Fischer: Drive down memory lane recalls more complicated time
Not many things are better to listen to than ’80s alternative music while cruising the roads of our pretty great state. Sure, the lyrics are repetitive and nonsensical — after all, who really knows what a “Safety Dance” is (and if you do, please refrain from enlightening me) or how to “Rock the Casbah” (or cashbox, which may be what they are really saying, for that matter)? At the time these songs were released, it was difficult to know what the lyrics really were. We couldn’t Google them, and they were rarely included with the purchased cassette or vinyl. Hours of free, fun-filled entertainment were spent listening to a line from a song, stopping the tape, writing it down and then continuing. This was the only way to really learn the lyrics. I can still squeeze a tear from my eye singing the lyrics from Cutting Crew: “I just died in your barn tonight, mustard no mayonnaise instead.” I was once corrected and told the true lyrics read, “I just died in your arms tonight,” but I like my version better.
At the time this music came out, we were handwriting real estate contracts on carbon copy paper. Sometimes we would type them, but if you made a mistake, you had to Wite-Out the typo times three. “Press hard. The first copy is mine, the second for the other agent, and the third, the illegible one, is for you,” we would explain.
Fortunately, rather than hand-deliver the second carbon copy to the list agent, we could fax it over. At first, faxed documents were not considered legal, but eventually hand-delivered contracts became a thing of the past and faxes were acceptable. It wasn’t until the year 2000 that the Electronic Signatures Act gave legal power to digital signatures.

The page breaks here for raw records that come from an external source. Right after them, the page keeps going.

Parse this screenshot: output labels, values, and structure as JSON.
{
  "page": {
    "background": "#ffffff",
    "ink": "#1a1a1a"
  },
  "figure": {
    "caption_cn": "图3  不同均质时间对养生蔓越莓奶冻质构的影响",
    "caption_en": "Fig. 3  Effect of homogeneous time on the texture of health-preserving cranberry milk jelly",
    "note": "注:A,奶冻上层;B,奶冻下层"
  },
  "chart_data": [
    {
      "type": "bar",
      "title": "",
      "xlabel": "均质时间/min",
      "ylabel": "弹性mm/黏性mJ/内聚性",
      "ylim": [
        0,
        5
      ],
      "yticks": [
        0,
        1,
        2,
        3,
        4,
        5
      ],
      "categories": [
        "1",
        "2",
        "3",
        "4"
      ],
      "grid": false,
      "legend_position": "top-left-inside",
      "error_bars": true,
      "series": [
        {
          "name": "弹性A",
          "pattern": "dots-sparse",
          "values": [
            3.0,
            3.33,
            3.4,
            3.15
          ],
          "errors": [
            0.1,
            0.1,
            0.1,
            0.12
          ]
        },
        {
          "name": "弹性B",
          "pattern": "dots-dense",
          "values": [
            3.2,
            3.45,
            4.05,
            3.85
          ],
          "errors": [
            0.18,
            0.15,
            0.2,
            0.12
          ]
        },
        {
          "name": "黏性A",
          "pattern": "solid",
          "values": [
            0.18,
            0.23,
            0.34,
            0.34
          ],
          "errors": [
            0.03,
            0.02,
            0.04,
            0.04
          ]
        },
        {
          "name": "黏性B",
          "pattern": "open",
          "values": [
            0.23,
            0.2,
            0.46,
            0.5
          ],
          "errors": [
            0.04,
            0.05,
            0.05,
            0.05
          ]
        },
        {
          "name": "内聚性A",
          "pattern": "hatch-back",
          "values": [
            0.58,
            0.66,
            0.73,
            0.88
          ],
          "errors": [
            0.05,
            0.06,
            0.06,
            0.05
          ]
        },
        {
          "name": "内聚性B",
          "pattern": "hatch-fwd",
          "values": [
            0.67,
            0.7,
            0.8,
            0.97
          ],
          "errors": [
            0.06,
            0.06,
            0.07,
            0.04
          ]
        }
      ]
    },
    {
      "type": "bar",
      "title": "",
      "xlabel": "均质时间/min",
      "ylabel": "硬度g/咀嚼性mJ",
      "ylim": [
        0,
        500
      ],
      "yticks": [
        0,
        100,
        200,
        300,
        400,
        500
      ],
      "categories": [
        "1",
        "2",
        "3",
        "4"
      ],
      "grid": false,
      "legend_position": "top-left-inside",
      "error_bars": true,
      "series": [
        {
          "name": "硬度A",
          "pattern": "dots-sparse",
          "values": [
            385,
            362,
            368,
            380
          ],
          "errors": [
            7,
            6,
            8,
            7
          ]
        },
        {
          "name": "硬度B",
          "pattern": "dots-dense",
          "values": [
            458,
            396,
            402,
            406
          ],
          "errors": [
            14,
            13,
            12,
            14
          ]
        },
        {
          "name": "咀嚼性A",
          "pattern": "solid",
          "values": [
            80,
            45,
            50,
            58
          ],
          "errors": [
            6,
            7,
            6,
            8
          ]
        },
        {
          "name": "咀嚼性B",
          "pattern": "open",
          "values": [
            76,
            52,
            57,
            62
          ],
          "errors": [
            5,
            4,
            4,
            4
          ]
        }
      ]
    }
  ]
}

During this same time period, the only people who had access to home listings, with the exception of driving past a real estate yard sign in front of a home, were Realtors, and we didn’t have access until the listing catalog was delivered. Much like a phone book, the listing book was published bi-weekly with a tiny black-and-white photo of each home that was listed with a price and number of bedrooms and baths. The picture was grainy, at best, and the entire brokerage was allotted one or two of these books to share. The early bird got the proverbial worm in this case. If the book ever went missing, things got very tense at the office and a brutal game of blame would become a precipitous sport.
As much driving as we do now, it was nothing compared to the days before electronic lock boxes. If an agent wanted to show a particular listing, they would likely need to first obtain the key from the listing agent’s office and then return the key once the showing was complete. This made last-minute showings nearly impossible. Weekend showings had to be planned far enough in advance, and the early bird got the proverbial worm in this case as well. Once the key was “checked-out,” it had to be returned before someone else could show the home.
These images of days long gone in real estate were flowing through my mind as I was listening to my nostalgic alternative music. Somehow, a rogue song released in the ’90s titled “Ironic” by Alanis Morissette played:
It’s like rain on your wedding day
It’s a free ride when you’ve already paid
It’s the good advice that you just didn’t take
Who would’ve thought…it figures
Life has a funny way of sneaking up on you
And Life has a funny, funny way of helping you out
Helping you out.
I agreed. It was ironic. I was coming from a list appointment. My client had contacted me the day before to list his home. He had already signed the paperwork electronically. I was simply there to collect a key, install an electronic key box, meet the photographer and plant a sign in the front yard so the listing could go active today. Life has a funny way of helping us all out.